Who gets to be a champion of change?

Founder of the The Affection Economy Jet Swain reflects that the industry's true change-makers are often unsung and doing it tough.

Last week, I attended the inaugural Champions of Change awards hosted by Adnews. It was, in many ways, a hopeful night. A new awards program, new faces being recognised, and a chance to reflect on what progress really looks like in our industry.

One of the most moving moments for me was watching my dear friend, and fellow values-led agitator, Jen Dobbie win the Golden Hammer for Changemaker of the Year, nominated by none other than Cindy Gallop. That kind of recognition matters. It tells us that the heart work, the invisible work, the values work is finally being seen.

But amid the applause, I found myself holding discomfort.

Two of the night’s most prestigious Champion of Change awards went to WPP—a global holding company that recently removed all DEI commitments from its annual report. Not scaled back. Not reframed. Removed entirely.

(L-R) Mikhaila Warburton, Claire Waring, Jen Dobbie, Jasmin Bedir, Jet Swain

How can an organisation step away from diversity, equity, and inclusion as a public priority and then be honoured, even locally, as a leader of that very work?

This isn’t about blaming individuals. But when the head of People & Culture at WPP, a man, got up to accept both awards with a silent female colleague beside him, I asked: why wasn’t she invited to speak? His response? “She didn’t have the confidence.”

In the Affection Economy, we talk about leadership not as title or tenure, but as the ability to lift others into visibility. It’s about nurturing voices, not replacing them. Coaching confidence, not gatekeeping it. You don’t get to claim a DEI award if you don’t practice inclusion in the moment that matters most: the one where the mic is passed.

What made the evening even more complex is that some aspects of diversity were being rightly celebrated, especially around neurodivergence, disability, First Nations work, and cultural inclusion. That’s progress, and it deserves to be recognised.

But what was missing?

Gender.

Gender diversity, the kind that still sees women underrepresented in creative leadership, excluded from awards, and overlooked on power lists, was quietly left off the table.

Gender equity isn’t optional. It’s foundational. Women are not a special interest group. We’re 50% of the population and often the ones doing the invisible labour of nurturing other forms of diversity, inclusion, and care.
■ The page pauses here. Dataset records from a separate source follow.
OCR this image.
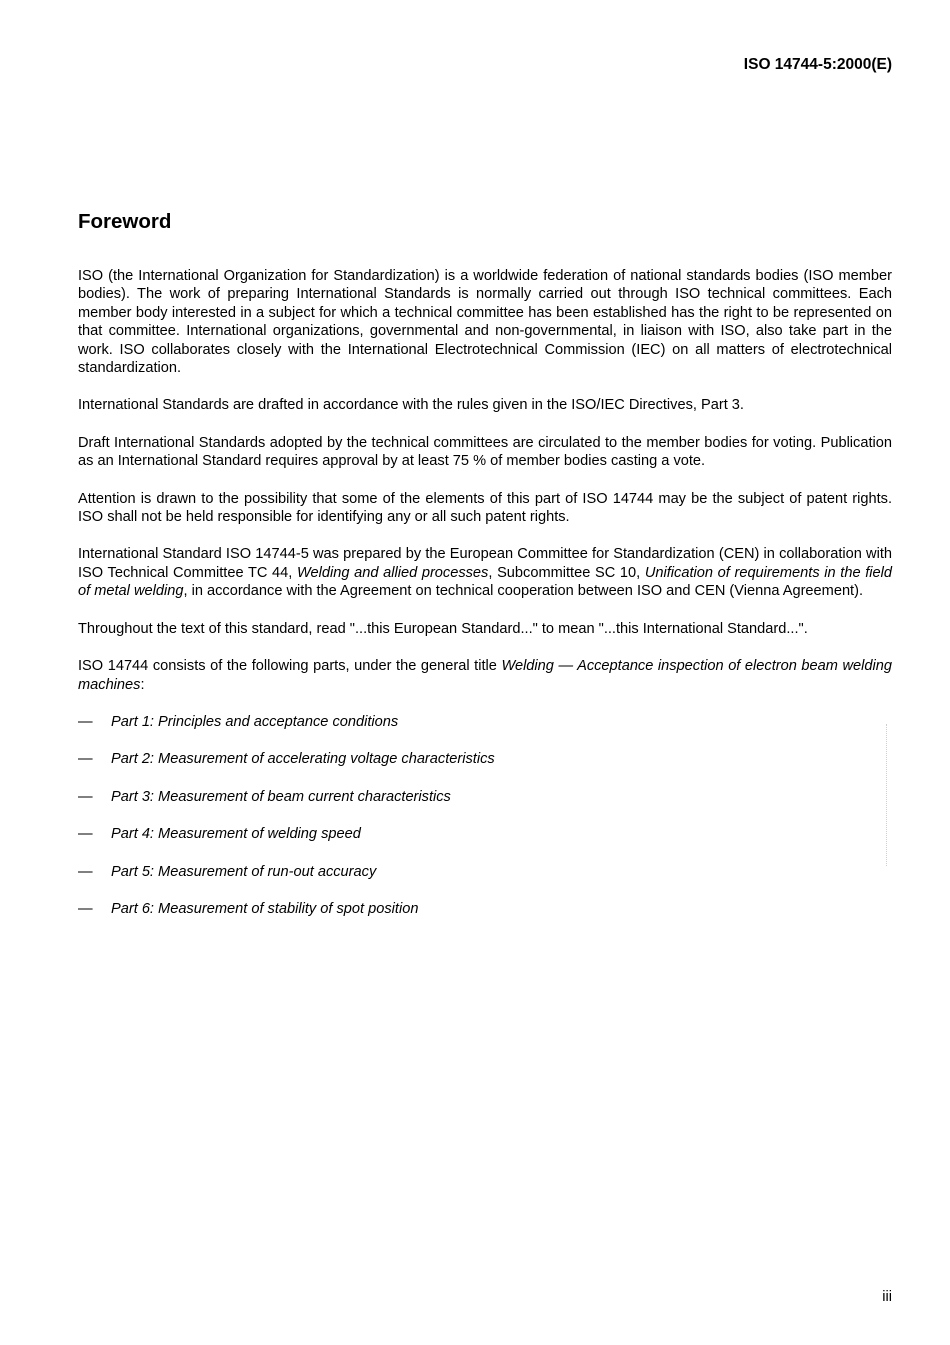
ISO 14744-5:2000(E)

Foreword

ISO (the International Organization for Standardization) is a worldwide federation of national standards bodies (ISO member bodies). The work of preparing International Standards is normally carried out through ISO technical committees. Each member body interested in a subject for which a technical committee has been established has the right to be represented on that committee. International organizations, governmental and non-governmental, in liaison with ISO, also take part in the work. ISO collaborates closely with the International Electrotechnical Commission (IEC) on all matters of electrotechnical standardization.

International Standards are drafted in accordance with the rules given in the ISO/IEC Directives, Part 3.

Draft International Standards adopted by the technical committees are circulated to the member bodies for voting. Publication as an International Standard requires approval by at least 75 % of member bodies casting a vote.

Attention is drawn to the possibility that some of the elements of this part of ISO 14744 may be the subject of patent rights. ISO shall not be held responsible for identifying any or all such patent rights.

International Standard ISO 14744-5 was prepared by the European Committee for Standardization (CEN) in collaboration with ISO Technical Committee TC 44, Welding and allied processes, Subcommittee SC 10, Unification of requirements in the field of metal welding, in accordance with the Agreement on technical cooperation between ISO and CEN (Vienna Agreement).

Throughout the text of this standard, read "...this European Standard..." to mean "...this International Standard...".

ISO 14744 consists of the following parts, under the general title Welding — Acceptance inspection of electron beam welding machines:

—	Part 1: Principles and acceptance conditions
—	Part 2: Measurement of accelerating voltage characteristics
—	Part 3: Measurement of beam current characteristics
—	Part 4: Measurement of welding speed
—	Part 5: Measurement of run-out accuracy
—	Part 6: Measurement of stability of spot position

iii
I couldn’t help but notice who wasn’t on the Power List. Jen Sharpe, founder of Think HQ, a values-led, female-founded agency with groundbreaking practices around parenting, workplace flexibility, and equity, didn’t appear on that list. But the MD of Thinkerbell Margie Reid, an agency at the centre of Campaign Brief’s all-male creative leadership scandal last year? She did.

This isn’t about exclusion. It’s about recalibration. Who do we reward? Who do we centre? And are we brave enough to recognise the people doing the deep, slow, system-changing work … even when they’re not part of the in-crowd?

The author Jet Swain

We believe in a way of doing business that puts people before ego, values before vanity, and care before convenience. It’s not soft. It’s not fluffy. It’s the hardest work of all because it requires us to be accountable, visible, and human.
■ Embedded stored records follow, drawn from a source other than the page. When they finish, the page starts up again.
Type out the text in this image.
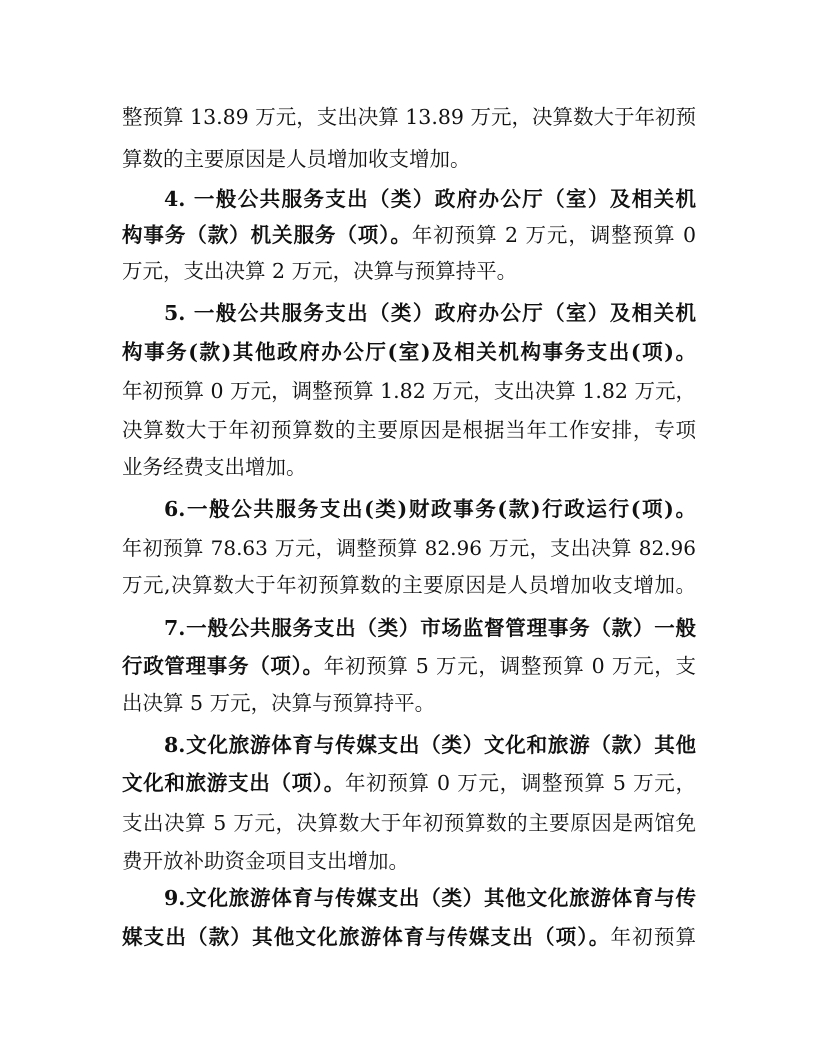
整预算 13.89 万元，支出决算 13.89 万元，决算数大于年初预
算数的主要原因是人员增加收支增加。
4. 一般公共服务支出（类）政府办公厅（室）及相关机
构事务（款）机关服务（项）。年初预算 2 万元，调整预算 0
万元，支出决算 2 万元，决算与预算持平。
5. 一般公共服务支出（类）政府办公厅（室）及相关机
构事务(款)其他政府办公厅(室)及相关机构事务支出(项)。
年初预算 0 万元，调整预算 1.82 万元，支出决算 1.82 万元，
决算数大于年初预算数的主要原因是根据当年工作安排，专项
业务经费支出增加。
6.一般公共服务支出(类)财政事务(款)行政运行(项)。
年初预算 78.63 万元，调整预算 82.96 万元，支出决算 82.96
万元,决算数大于年初预算数的主要原因是人员增加收支增加。
7.一般公共服务支出（类）市场监督管理事务（款）一般
行政管理事务（项）。年初预算 5 万元，调整预算 0 万元，支
出决算 5 万元，决算与预算持平。
8.文化旅游体育与传媒支出（类）文化和旅游（款）其他
文化和旅游支出（项）。年初预算 0 万元，调整预算 5 万元，
支出决算 5 万元，决算数大于年初预算数的主要原因是两馆免
费开放补助资金项目支出增加。
9.文化旅游体育与传媒支出（类）其他文化旅游体育与传
媒支出（款）其他文化旅游体育与传媒支出（项）。年初预算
That’s what the Champions of Change awards should be about. And to Adnews’ credit, this new initiative creates space for these exact conversations. But now we must go further. Let’s move toward peer-nominated recognition. Let’s diversify judging panels, not just demographically, but in thought, lived experience, and sector context. Let’s stop mistaking corporate clout for cultural contribution.

Because when we give our highest honours to those walking away from their commitments, we send a dangerous message: that change is only performative. That leadership is only cosmetic.
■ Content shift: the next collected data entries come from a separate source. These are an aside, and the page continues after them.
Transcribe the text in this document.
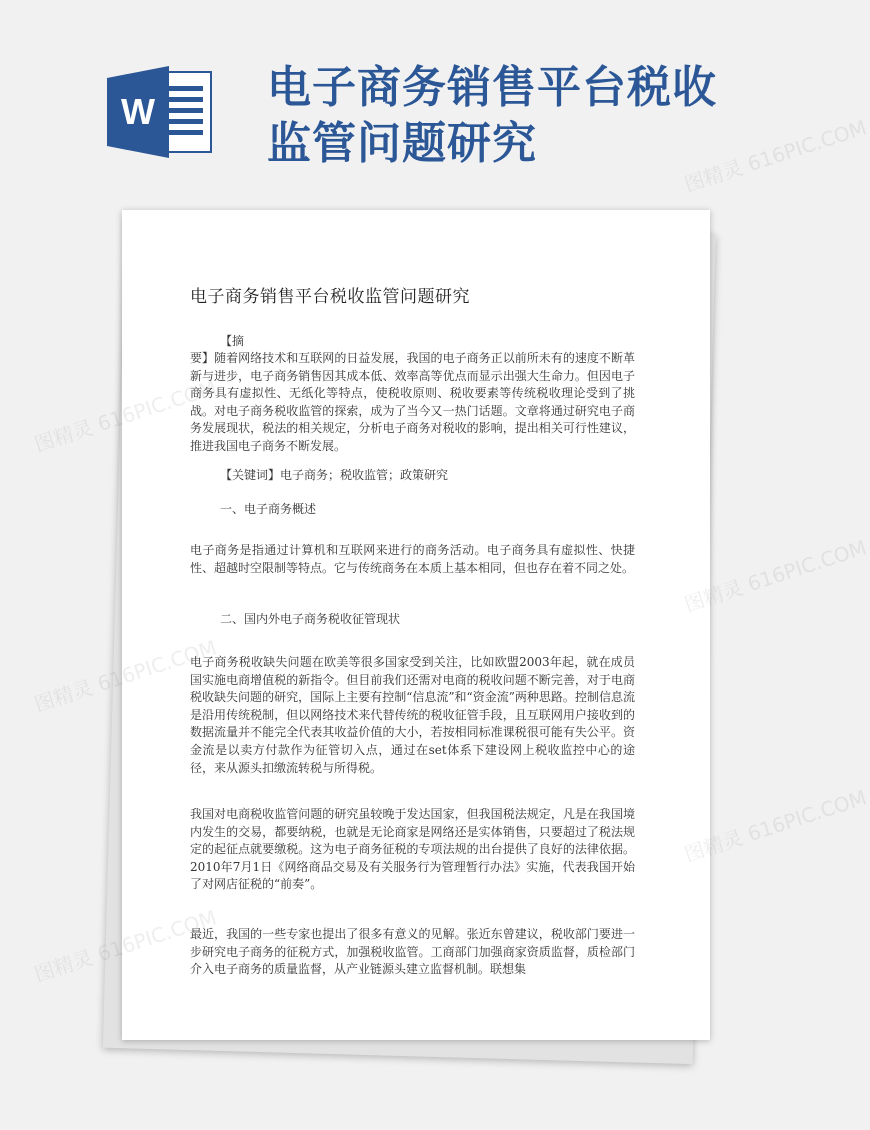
W	电子商务销售平台税收
监管问题研究
电子商务销售平台税收监管问题研究
【摘
要】随着网络技术和互联网的日益发展，我国的电子商务正以前所未有的速度不断革新与进步，电子商务销售因其成本低、效率高等优点而显示出强大生命力。但因电子商务具有虚拟性、无纸化等特点，使税收原则、税收要素等传统税收理论受到了挑战。对电子商务税收监管的探索，成为了当今又一热门话题。文章将通过研究电子商务发展现状，税法的相关规定，分析电子商务对税收的影响，提出相关可行性建议，推进我国电子商务不断发展。
【关键词】电子商务；税收监管；政策研究
一、电子商务概述
电子商务是指通过计算机和互联网来进行的商务活动。电子商务具有虚拟性、快捷性、超越时空限制等特点。它与传统商务在本质上基本相同，但也存在着不同之处。
二、国内外电子商务税收征管现状
电子商务税收缺失问题在欧美等很多国家受到关注，比如欧盟2003年起，就在成员国实施电商增值税的新指令。但目前我们还需对电商的税收问题不断完善，对于电商税收缺失问题的研究，国际上主要有控制“信息流”和“资金流”两种思路。控制信息流是沿用传统税制，但以网络技术来代替传统的税收征管手段，且互联网用户接收到的数据流量并不能完全代表其收益价值的大小，若按相同标准课税很可能有失公平。资金流是以卖方付款作为征管切入点，通过在set体系下建设网上税收监控中心的途径，来从源头扣缴流转税与所得税。
我国对电商税收监管问题的研究虽较晚于发达国家，但我国税法规定，凡是在我国境内发生的交易，都要纳税，也就是无论商家是网络还是实体销售，只要超过了税法规定的起征点就要缴税。这为电子商务征税的专项法规的出台提供了良好的法律依据。2010年7月1日《网络商品交易及有关服务行为管理暂行办法》实施，代表我国开始了对网店征税的“前奏”。
最近，我国的一些专家也提出了很多有意义的见解。张近东曾建议，税收部门要进一步研究电子商务的征税方式，加强税收监管。工商部门加强商家资质监督，质检部门介入电子商务的质量监督，从产业链源头建立监督机制。联想集
图精灵 616PIC.COM
图精灵
图精灵 616PIC.COM
图精灵
图精灵 616PIC.COM
图精灵
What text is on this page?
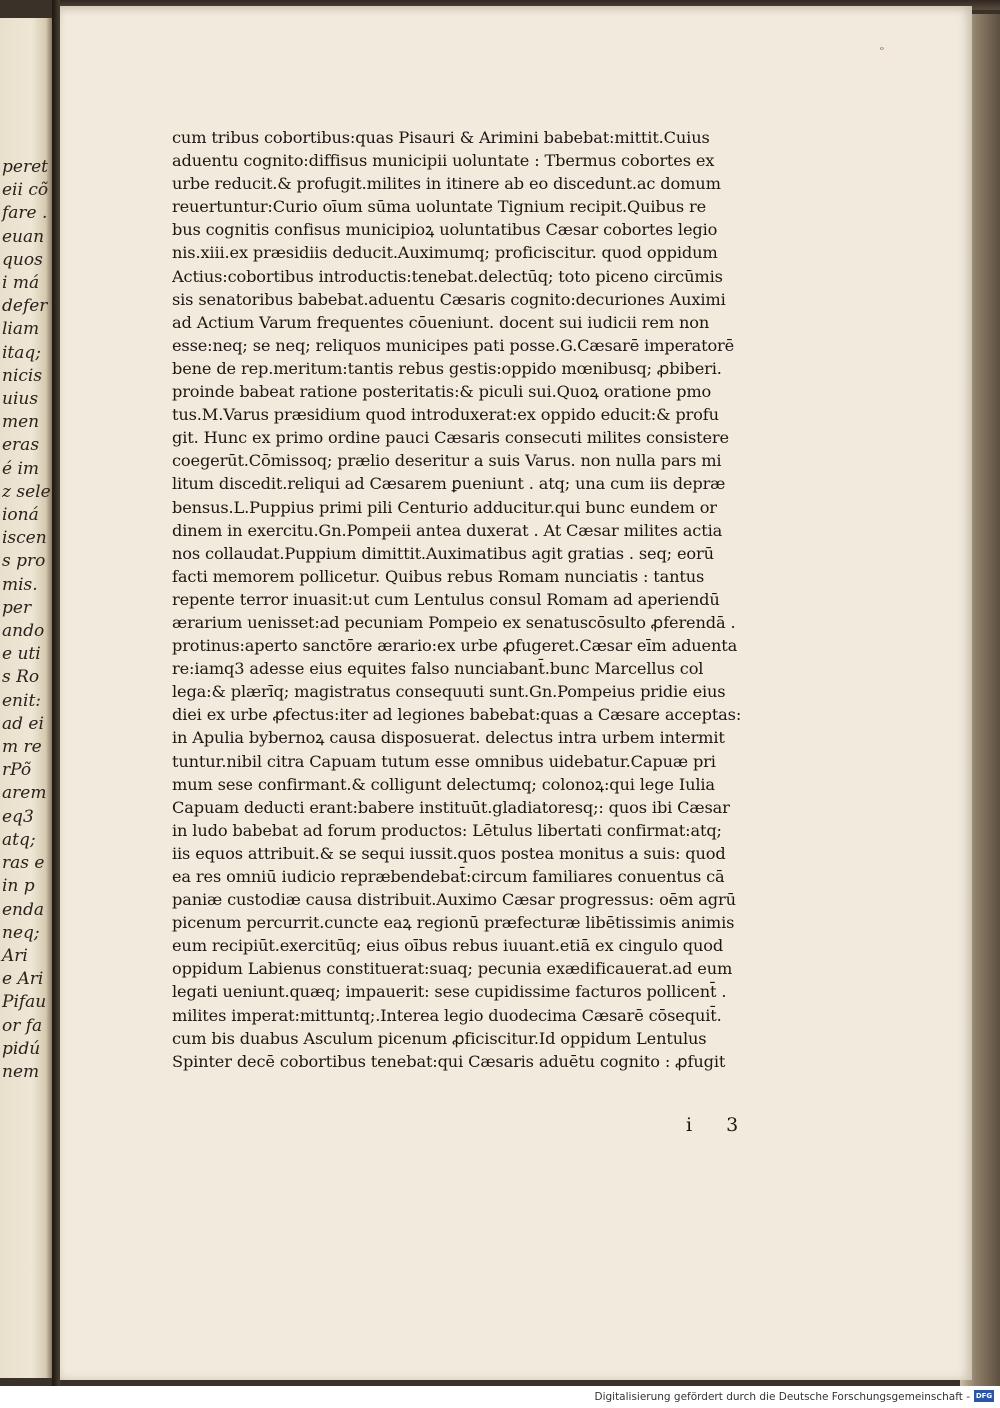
peret
eii cõ
fare .
euan
quos
i má
defer
liam
itaq;
nicis
uius
men
eras
é im
z sele
ioná
iscen
s pro
mis.
per
ando
e uti
s Ro
enit:
ad ei
m re
rPõ
arem
eq3
atq;
ras e
in p
enda
neq;
Ari
e Ari
Pifau
or fa
pidú
nem
ₒ
cum tribus cobortibus:quas Pisauri & Arimini babebat:mittit.Cuius
aduentu cognito:diffisus municipii uoluntate : Tbermus cobortes ex
urbe reducit.& profugit.milites in itinere ab eo discedunt.ac domum
reuertuntur:Curio oīum sūma uoluntate Tignium recipit.Quibus re
bus cognitis confisus municipioꝝ uoluntatibus Cæsar cobortes legio
nis.xiii.ex præsidiis deducit.Auximumq; proficiscitur. quod oppidum
Actius:cobortibus introductis:tenebat.delectūq; toto piceno circūmis
sis senatoribus babebat.aduentu Cæsaris cognito:decuriones Auximi
ad Actium Varum frequentes cōueniunt. docent sui iudicii rem non
esse:neq; se neq; reliquos municipes pati posse.G.Cæsarē imperatorē
bene de rep.meritum:tantis rebus gestis:oppido mœnibusq; ꝓbiberi.
proinde babeat ratione posteritatis:& piculi sui.Quoꝝ oratione pmo
tus.M.Varus præsidium quod introduxerat:ex oppido educit:& profu
git. Hunc ex primo ordine pauci Cæsaris consecuti milites consistere
coegerūt.Cōmissoq; prælio deseritur a suis Varus. non nulla pars mi
litum discedit.reliqui ad Cæsarem ꝑueniunt . atq; una cum iis depræ
bensus.L.Puppius primi pili Centurio adducitur.qui bunc eundem or
dinem in exercitu.Gn.Pompeii antea duxerat . At Cæsar milites actia
nos collaudat.Puppium dimittit.Auximatibus agit gratias . seq; eorū
facti memorem pollicetur. Quibus rebus Romam nunciatis : tantus
repente terror inuasit:ut cum Lentulus consul Romam ad aperiendū
ærarium uenisset:ad pecuniam Pompeio ex senatuscōsulto ꝓferendā .
protinus:aperto sanctōre ærario:ex urbe ꝓfugeret.Cæsar eīm aduenta
re:iamq3 adesse eius equites falso nunciabant̄.bunc Marcellus col
lega:& plærīq; magistratus consequuti sunt.Gn.Pompeius pridie eius
diei ex urbe ꝓfectus:iter ad legiones babebat:quas a Cæsare acceptas:
in Apulia bybernoꝝ causa disposuerat. delectus intra urbem intermit
tuntur.nibil citra Capuam tutum esse omnibus uidebatur.Capuæ pri
mum sese confirmant.& colligunt delectumq; colonoꝝ:qui lege Iulia
Capuam deducti erant:babere instituūt.gladiatoresq;: quos ibi Cæsar
in ludo babebat ad forum productos: Lētulus libertati confirmat:atq;
iis equos attribuit.& se sequi iussit.quos postea monitus a suis: quod
ea res omniū iudicio repræbendebat̄:circum familiares conuentus cā
paniæ custodiæ causa distribuit.Auximo Cæsar progressus: oēm agrū
picenum percurrit.cuncte eaꝝ regionū præfecturæ libētissimis animis
eum recipiūt.exercitūq; eius oībus rebus iuuant.etiā ex cingulo quod
oppidum Labienus constituerat:suaq; pecunia exædificauerat.ad eum
legati ueniunt.quæq; impauerit: sese cupidissime facturos pollicent̄ .
milites imperat:mittuntq;.Interea legio duodecima Cæsarē cōsequit̄.
cum bis duabus Asculum picenum ꝓficiscitur.Id oppidum Lentulus
Spinter decē cobortibus tenebat:qui Cæsaris aduētu cognito : ꝓfugit
i 3
Digitalisierung gefördert durch die Deutsche Forschungsgemeinschaft - DFG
Real change-makers are out here doing the work. Often without awards. Often without platforms. Often while also raising kids, fighting burnout, and navigating the very systems they’re trying to change.

Let’s make sure we see them.

Let’s honour them.

Let’s lead like them.

Jet Swain is the founder of The Affection Economy, a ‘values-led leadership practice redefining how we live, lead, and belong’. She is a keynote speaker, mentor, author, and former agency executive.